Despite the difficulties, producers remain optimistic. Ally Martin, global brand ambassador for Hendrick’s, says: “It is what it is. The only certainty in this life is change, death and taxes. The UK remains an important market for gin and is still in growth and expected to remain so over the next five years. Our limited releases from the Cabinet of Curiosities are helping to drive growth and bring new consumers into the category, and sate their thirst for something new and unusual from brands they trust.

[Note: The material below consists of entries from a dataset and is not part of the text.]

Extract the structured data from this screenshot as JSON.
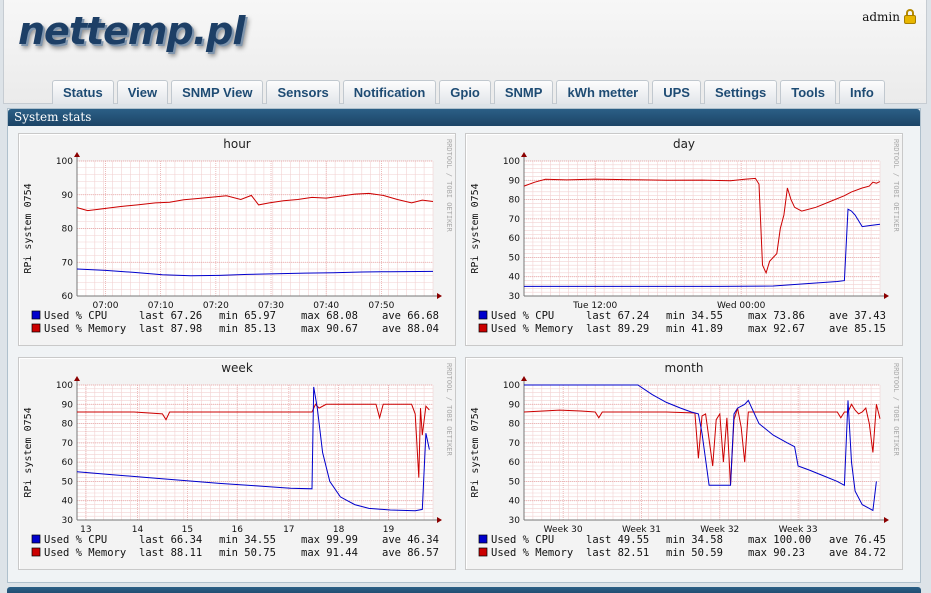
{
  "app": {
    "logo": "nettemp.pl",
    "user": "admin"
  },
  "nav": {
    "tabs": [
      "Status",
      "View",
      "SNMP View",
      "Sensors",
      "Notification",
      "Gpio",
      "SNMP",
      "kWh metter",
      "UPS",
      "Settings",
      "Tools",
      "Info"
    ]
  },
  "panel": {
    "title": "System stats"
  },
  "watermark": "RRDTOOL / TOBI OETIKER",
  "chart_data": [
    {
      "type": "line",
      "title": "hour",
      "ylabel": "RPi system 0754",
      "ylim": [
        60,
        100
      ],
      "yticks": [
        "60",
        "70",
        "80",
        "90",
        "100"
      ],
      "xticks": [
        "07:00",
        "07:10",
        "07:20",
        "07:30",
        "07:40",
        "07:50"
      ],
      "xrange": [
        0,
        100
      ],
      "xtick_pos": [
        8,
        23.5,
        39,
        54.5,
        70,
        85.5
      ],
      "series": [
        {
          "name": "Used % CPU",
          "color": "#0000cc",
          "points": [
            [
              0,
              68.0
            ],
            [
              8,
              67.6
            ],
            [
              16,
              67.0
            ],
            [
              24,
              66.3
            ],
            [
              32,
              66.0
            ],
            [
              40,
              66.1
            ],
            [
              48,
              66.4
            ],
            [
              56,
              66.6
            ],
            [
              64,
              66.8
            ],
            [
              72,
              66.9
            ],
            [
              80,
              67.1
            ],
            [
              88,
              67.2
            ],
            [
              100,
              67.3
            ]
          ],
          "stats": {
            "last": "67.26",
            "min": "65.97",
            "max": "68.08",
            "ave": "66.68"
          }
        },
        {
          "name": "Used % Memory",
          "color": "#cc0000",
          "points": [
            [
              0,
              86.2
            ],
            [
              3,
              85.3
            ],
            [
              7,
              85.8
            ],
            [
              12,
              86.5
            ],
            [
              17,
              87.0
            ],
            [
              22,
              87.6
            ],
            [
              26,
              87.8
            ],
            [
              30,
              88.5
            ],
            [
              34,
              88.9
            ],
            [
              38,
              89.3
            ],
            [
              42,
              89.7
            ],
            [
              46,
              88.6
            ],
            [
              49,
              89.8
            ],
            [
              51,
              87.0
            ],
            [
              54,
              87.6
            ],
            [
              58,
              88.2
            ],
            [
              62,
              88.6
            ],
            [
              66,
              89.2
            ],
            [
              70,
              89.0
            ],
            [
              74,
              89.6
            ],
            [
              78,
              90.2
            ],
            [
              82,
              90.4
            ],
            [
              86,
              89.8
            ],
            [
              90,
              88.6
            ],
            [
              94,
              87.6
            ],
            [
              97,
              88.4
            ],
            [
              100,
              88.0
            ]
          ],
          "stats": {
            "last": "87.98",
            "min": "85.13",
            "max": "90.67",
            "ave": "88.04"
          }
        }
      ]
    },
    {
      "type": "line",
      "title": "day",
      "ylabel": "RPi system 0754",
      "ylim": [
        30,
        100
      ],
      "yticks": [
        "30",
        "40",
        "50",
        "60",
        "70",
        "80",
        "90",
        "100"
      ],
      "xticks": [
        "Tue 12:00",
        "Wed 00:00"
      ],
      "xrange": [
        0,
        100
      ],
      "xtick_pos": [
        20,
        61
      ],
      "series": [
        {
          "name": "Used % CPU",
          "color": "#0000cc",
          "points": [
            [
              0,
              35
            ],
            [
              30,
              35
            ],
            [
              55,
              35
            ],
            [
              70,
              35.2
            ],
            [
              80,
              36.5
            ],
            [
              88,
              37.5
            ],
            [
              90,
              38
            ],
            [
              91,
              75
            ],
            [
              92,
              74
            ],
            [
              93,
              72
            ],
            [
              95,
              66
            ],
            [
              97,
              66.5
            ],
            [
              100,
              67.2
            ]
          ],
          "stats": {
            "last": "67.24",
            "min": "34.55",
            "max": "73.86",
            "ave": "37.43"
          }
        },
        {
          "name": "Used % Memory",
          "color": "#cc0000",
          "points": [
            [
              0,
              87
            ],
            [
              3,
              89
            ],
            [
              6,
              90.5
            ],
            [
              12,
              90.2
            ],
            [
              20,
              90.6
            ],
            [
              30,
              90.3
            ],
            [
              40,
              90.0
            ],
            [
              50,
              90.1
            ],
            [
              58,
              89.8
            ],
            [
              62,
              90.5
            ],
            [
              65,
              91
            ],
            [
              66,
              88
            ],
            [
              67,
              46
            ],
            [
              68,
              42
            ],
            [
              69,
              48
            ],
            [
              71,
              52
            ],
            [
              72,
              65
            ],
            [
              73,
              72
            ],
            [
              74,
              86
            ],
            [
              75,
              80
            ],
            [
              76,
              76
            ],
            [
              78,
              74
            ],
            [
              82,
              76
            ],
            [
              86,
              79
            ],
            [
              90,
              82
            ],
            [
              92,
              84
            ],
            [
              95,
              86
            ],
            [
              97,
              87
            ],
            [
              98,
              89
            ],
            [
              99,
              88.5
            ],
            [
              100,
              89.3
            ]
          ],
          "stats": {
            "last": "89.29",
            "min": "41.89",
            "max": "92.67",
            "ave": "85.15"
          }
        }
      ]
    },
    {
      "type": "line",
      "title": "week",
      "ylabel": "RPi system 0754",
      "ylim": [
        30,
        100
      ],
      "yticks": [
        "30",
        "40",
        "50",
        "60",
        "70",
        "80",
        "90",
        "100"
      ],
      "xticks": [
        "13",
        "14",
        "15",
        "16",
        "17",
        "18",
        "19"
      ],
      "xrange": [
        0,
        100
      ],
      "xtick_pos": [
        2.5,
        17,
        31,
        45,
        59.5,
        73.5,
        87.5
      ],
      "series": [
        {
          "name": "Used % CPU",
          "color": "#0000cc",
          "points": [
            [
              0,
              55
            ],
            [
              10,
              53.5
            ],
            [
              20,
              52
            ],
            [
              30,
              50.5
            ],
            [
              40,
              49
            ],
            [
              50,
              47.8
            ],
            [
              60,
              46.5
            ],
            [
              66,
              46.2
            ],
            [
              66.5,
              99
            ],
            [
              67.5,
              88
            ],
            [
              69,
              65
            ],
            [
              71,
              50
            ],
            [
              74,
              42
            ],
            [
              78,
              38
            ],
            [
              82,
              36
            ],
            [
              88,
              35.2
            ],
            [
              95,
              34.8
            ],
            [
              97,
              35.5
            ],
            [
              98,
              75
            ],
            [
              99,
              66.5
            ]
          ],
          "stats": {
            "last": "66.34",
            "min": "34.55",
            "max": "99.99",
            "ave": "46.34"
          }
        },
        {
          "name": "Used % Memory",
          "color": "#cc0000",
          "points": [
            [
              0,
              86
            ],
            [
              8,
              86
            ],
            [
              16,
              86
            ],
            [
              24,
              85
            ],
            [
              25,
              82
            ],
            [
              26,
              86
            ],
            [
              40,
              86
            ],
            [
              50,
              86
            ],
            [
              60,
              86
            ],
            [
              66,
              86
            ],
            [
              67,
              90
            ],
            [
              68,
              88
            ],
            [
              70,
              90
            ],
            [
              78,
              90
            ],
            [
              84,
              90
            ],
            [
              85,
              83
            ],
            [
              86,
              90
            ],
            [
              90,
              90
            ],
            [
              94,
              90
            ],
            [
              95,
              85
            ],
            [
              96,
              52
            ],
            [
              96.5,
              88
            ],
            [
              97,
              74
            ],
            [
              98,
              89
            ],
            [
              99,
              87
            ]
          ],
          "stats": {
            "last": "88.11",
            "min": "50.75",
            "max": "91.44",
            "ave": "86.57"
          }
        }
      ]
    },
    {
      "type": "line",
      "title": "month",
      "ylabel": "RPi system 0754",
      "ylim": [
        30,
        100
      ],
      "yticks": [
        "30",
        "40",
        "50",
        "60",
        "70",
        "80",
        "90",
        "100"
      ],
      "xticks": [
        "Week 30",
        "Week 31",
        "Week 32",
        "Week 33"
      ],
      "xrange": [
        0,
        100
      ],
      "xtick_pos": [
        11,
        33,
        55,
        77
      ],
      "series": [
        {
          "name": "Used % CPU",
          "color": "#0000cc",
          "points": [
            [
              0,
              100
            ],
            [
              15,
              100
            ],
            [
              32,
              100
            ],
            [
              36,
              95
            ],
            [
              40,
              91
            ],
            [
              44,
              88
            ],
            [
              47,
              86
            ],
            [
              49,
              85
            ],
            [
              50,
              75
            ],
            [
              52,
              48
            ],
            [
              55,
              48
            ],
            [
              58,
              48
            ],
            [
              59,
              85
            ],
            [
              60,
              88
            ],
            [
              62,
              90
            ],
            [
              63,
              92
            ],
            [
              64,
              88
            ],
            [
              66,
              80
            ],
            [
              70,
              74
            ],
            [
              74,
              70
            ],
            [
              76,
              68
            ],
            [
              77,
              58
            ],
            [
              80,
              56
            ],
            [
              84,
              53
            ],
            [
              88,
              50
            ],
            [
              90,
              48
            ],
            [
              91,
              92
            ],
            [
              92,
              60
            ],
            [
              93,
              45
            ],
            [
              95,
              38
            ],
            [
              97,
              36
            ],
            [
              98,
              35
            ],
            [
              99,
              50
            ]
          ],
          "stats": {
            "last": "49.55",
            "min": "34.58",
            "max": "100.00",
            "ave": "76.45"
          }
        },
        {
          "name": "Used % Memory",
          "color": "#cc0000",
          "points": [
            [
              0,
              86
            ],
            [
              10,
              87
            ],
            [
              16,
              86.5
            ],
            [
              20,
              86
            ],
            [
              21,
              83
            ],
            [
              22,
              86
            ],
            [
              30,
              86
            ],
            [
              40,
              86
            ],
            [
              48,
              85.5
            ],
            [
              49,
              62
            ],
            [
              50,
              84
            ],
            [
              51,
              85
            ],
            [
              53,
              58
            ],
            [
              54,
              82
            ],
            [
              55,
              85
            ],
            [
              56,
              60
            ],
            [
              57,
              83
            ],
            [
              58,
              48
            ],
            [
              59,
              82
            ],
            [
              60,
              88
            ],
            [
              61,
              78
            ],
            [
              62,
              60
            ],
            [
              63,
              86
            ],
            [
              68,
              86
            ],
            [
              72,
              86
            ],
            [
              76,
              86
            ],
            [
              80,
              86
            ],
            [
              84,
              86
            ],
            [
              88,
              86
            ],
            [
              89,
              83
            ],
            [
              90,
              86
            ],
            [
              91,
              86
            ],
            [
              92,
              90
            ],
            [
              93,
              87
            ],
            [
              94,
              85
            ],
            [
              95,
              86
            ],
            [
              96,
              88
            ],
            [
              97,
              80
            ],
            [
              98,
              65
            ],
            [
              99,
              90
            ],
            [
              100,
              82.5
            ]
          ],
          "stats": {
            "last": "82.51",
            "min": "50.59",
            "max": "90.23",
            "ave": "84.72"
          }
        }
      ]
    }
  ]
}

“The UK is certainly one of the most mature gin markets,” Martin adds, as the brand is seeing “incredible” growth rates and future potential in markets such as the US and India where “gin has long had a presence but has not been the traditional spirit of choice – this is changing which is exciting to see.”

Additionally to the US and India, “Mexico continues to be a very exciting market for us”, Martin notes, as “there is a love there for white spirits through tequila and mezcal, increased experimentation with botanicals and they’re hungry to learn more and play with gin. Markets like Colombia and the Philippines are also important ones to watch”.

Santa Ana gin, distilled in the Charente region of France, is another brand that has high spirits as it says: “From our perspective the UK is a small market compared to our other European markets, so it won’t affect our business. However, it also wouldn’t put us off entering the UK as Santa Ana sits in the super-premium segment, which allows us to manage the higher levels of duty.”